Project description:Phototherapy is an effective therapy and may induce remission of psoriasis. Previous studies have established the action spectrum of clearance and that apoptosis is differentially induced in psoriasis plaques by clinically effective wavelengths of ultraviolet B (UVB). The aim of this study was to investigate the molecular mechanisms regulating psoriasis plaque resolution by studying the transcriptomic response to clinically effective (311nm, narrow band) UVB compared to a clinically ineffective (290nm) wavelength. We irradiated lesional psoriatic skin in vivo with a single 3 MED (minimal erythemal dose) of 311nm or 290nm wavelength of UVB and performed skin biopsies at 4h or 18h post irradiation and from un-irradiated lesional skin. Forty-eight micro-dissected epidermal samples were analysed using the Illumina DASL array platform from 20 psoriatic patients. Bioinformatic analysis identified differentially expressed genes (DEGs) associated with 311nm but not 290nm irradiation; these DEGs were subject to Ingenuity pathway and upstream regulator analysis. The number of differentially regulated epidermal genes was greatest at 18h following UVB, after irradiation with clinically effective (311nm) UVB. The main pathways differentially affected by 311nm UVB only were apoptosis, necrosis, acute phase signalling, p53 signalling and chemotaxis. The greatest fold change observed was a 7.5 fold increase in expression of CDKN1A (WAF1/ p21), the p53 target gene, following irradiation with 311nm UVB but not 290nm (clinically ineffective UVB).
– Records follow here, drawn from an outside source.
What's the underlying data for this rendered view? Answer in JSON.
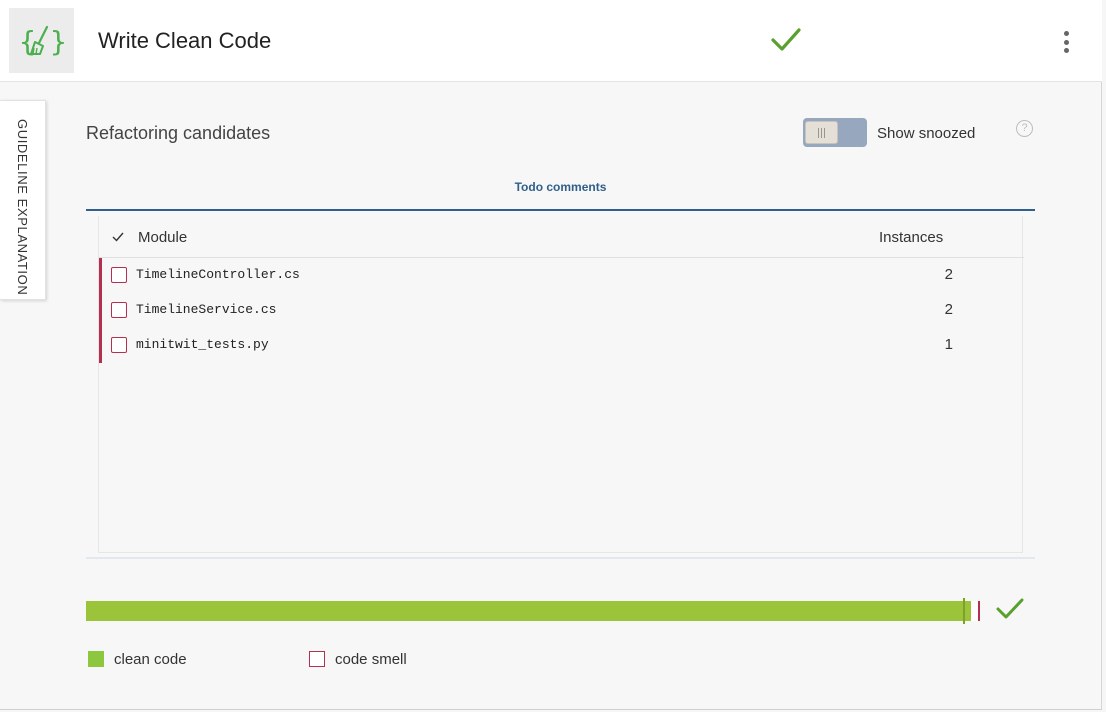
{
  "header": {
    "title": "Write Clean Code",
    "logo_icon": "curly-broom-icon",
    "status_icon": "check-icon",
    "menu_icon": "more-vertical-icon"
  },
  "side_tab": {
    "label": "GUIDELINE EXPLANATION"
  },
  "section": {
    "title": "Refactoring candidates",
    "show_snoozed_label": "Show snoozed",
    "show_snoozed_on": false,
    "help_icon": "help-circle-icon"
  },
  "tabs": [
    {
      "label": "Todo comments",
      "active": true
    }
  ],
  "table": {
    "columns": {
      "module": "Module",
      "instances": "Instances"
    },
    "rows": [
      {
        "module": "TimelineController.cs",
        "instances": "2"
      },
      {
        "module": "TimelineService.cs",
        "instances": "2"
      },
      {
        "module": "minitwit_tests.py",
        "instances": "1"
      }
    ]
  },
  "progress": {
    "clean_fraction": 0.99,
    "status_icon": "check-icon"
  },
  "legend": {
    "clean_label": "clean code",
    "smell_label": "code smell"
  },
  "colors": {
    "clean": "#8dc63f",
    "smell": "#b3304e",
    "accent": "#2f5f8a",
    "check": "#5aa02c"
  }
}
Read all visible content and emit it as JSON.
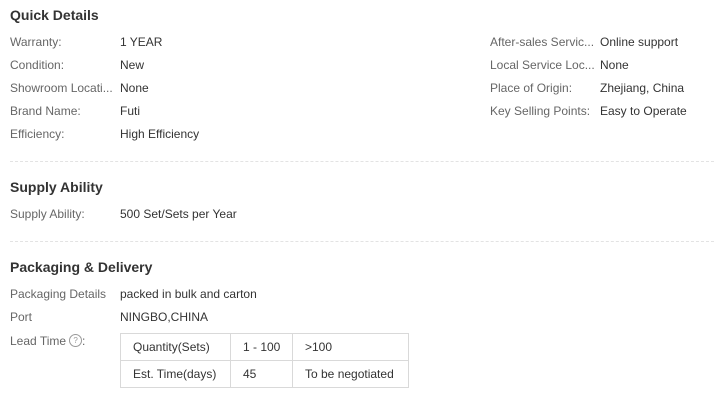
{
  "quick_details": {
    "title": "Quick Details",
    "left": [
      {
        "label": "Warranty:",
        "value": "1 YEAR"
      },
      {
        "label": "Condition:",
        "value": "New"
      },
      {
        "label": "Showroom Locati...",
        "value": "None"
      },
      {
        "label": "Brand Name:",
        "value": "Futi"
      },
      {
        "label": "Efficiency:",
        "value": "High Efficiency"
      }
    ],
    "right": [
      {
        "label": "After-sales Servic...",
        "value": "Online support"
      },
      {
        "label": "Local Service Loc...",
        "value": "None"
      },
      {
        "label": "Place of Origin:",
        "value": "Zhejiang, China"
      },
      {
        "label": "Key Selling Points:",
        "value": "Easy to Operate"
      }
    ]
  },
  "supply": {
    "title": "Supply Ability",
    "label": "Supply Ability:",
    "value": "500 Set/Sets per Year"
  },
  "packaging": {
    "title": "Packaging & Delivery",
    "details_label": "Packaging Details",
    "details_value": "packed in bulk and carton",
    "port_label": "Port",
    "port_value": "NINGBO,CHINA",
    "lead_time_label": "Lead Time",
    "help_icon": "?",
    "table": {
      "header": [
        "Quantity(Sets)",
        "1 - 100",
        ">100"
      ],
      "row": [
        "Est. Time(days)",
        "45",
        "To be negotiated"
      ]
    }
  }
}
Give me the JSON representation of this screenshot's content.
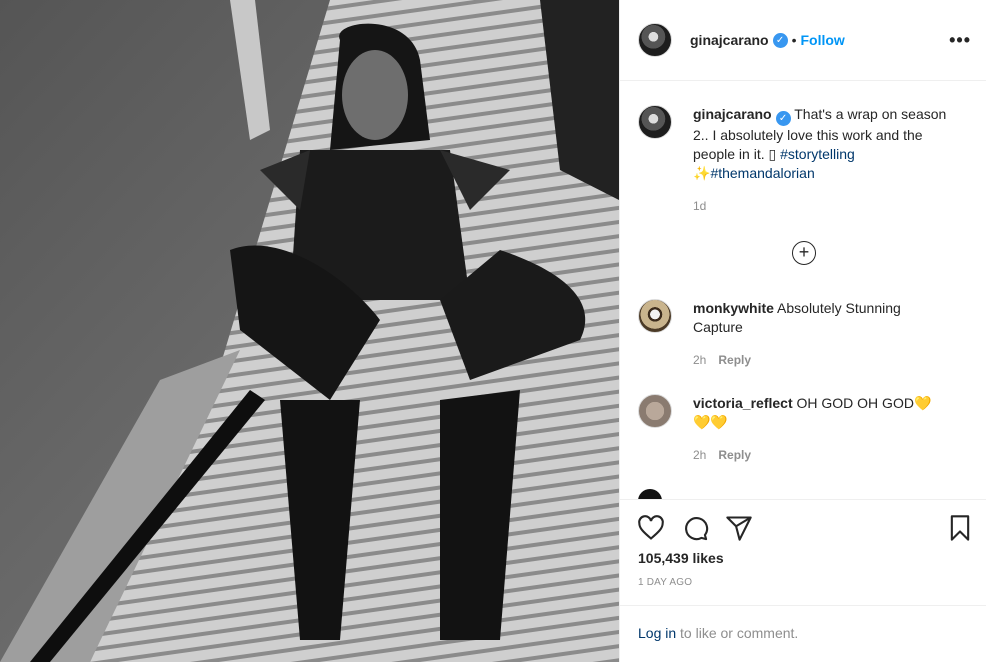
{
  "post": {
    "author": "ginajcarano",
    "verified_glyph": "✓",
    "separator": "•",
    "follow_label": "Follow",
    "more_glyph": "•••"
  },
  "caption": {
    "username": "ginajcarano",
    "text": " That's a wrap on season 2.. I absolutely love this work and the people in it. ",
    "box_glyph": "▯",
    "hashtag1": "#storytelling",
    "sparkle": "✨",
    "hashtag2": "#themandalorian",
    "time": "1d"
  },
  "load_more_glyph": "+",
  "comments": [
    {
      "username": "monkywhite",
      "text": "Absolutely Stunning Capture",
      "time": "2h",
      "reply_label": "Reply"
    },
    {
      "username": "victoria_reflect",
      "text": "OH GOD OH GOD",
      "hearts_inline": "💛",
      "hearts_line2": "💛💛",
      "time": "2h",
      "reply_label": "Reply"
    }
  ],
  "actions": {
    "icons": [
      "heart-icon",
      "comment-icon",
      "share-icon",
      "bookmark-icon"
    ],
    "likes": "105,439 likes",
    "date": "1 DAY AGO"
  },
  "login": {
    "link": "Log in",
    "rest": " to like or comment."
  },
  "colors": {
    "follow": "#0095f6",
    "hashtag": "#00376b",
    "muted": "#8e8e8e",
    "verified": "#3897f0"
  }
}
Acute phase, LXR and PTEN signalling, dendritic cell maturation, granulocyte adhesion and atherosclerotic pathways were also differentially regulated by 311nm compared to 290nm UVB. This work provides insight into the molecular mechanisms regulating psoriatic remodelling in response to UV phototherapy, supports a key role for apoptosis and cell death in psoriasis plaque clearance, and identifies a number of novel therapeutic pathways. Further studies may lead to development of potential biomarkers to assess which patients are more likely to respond to UVB.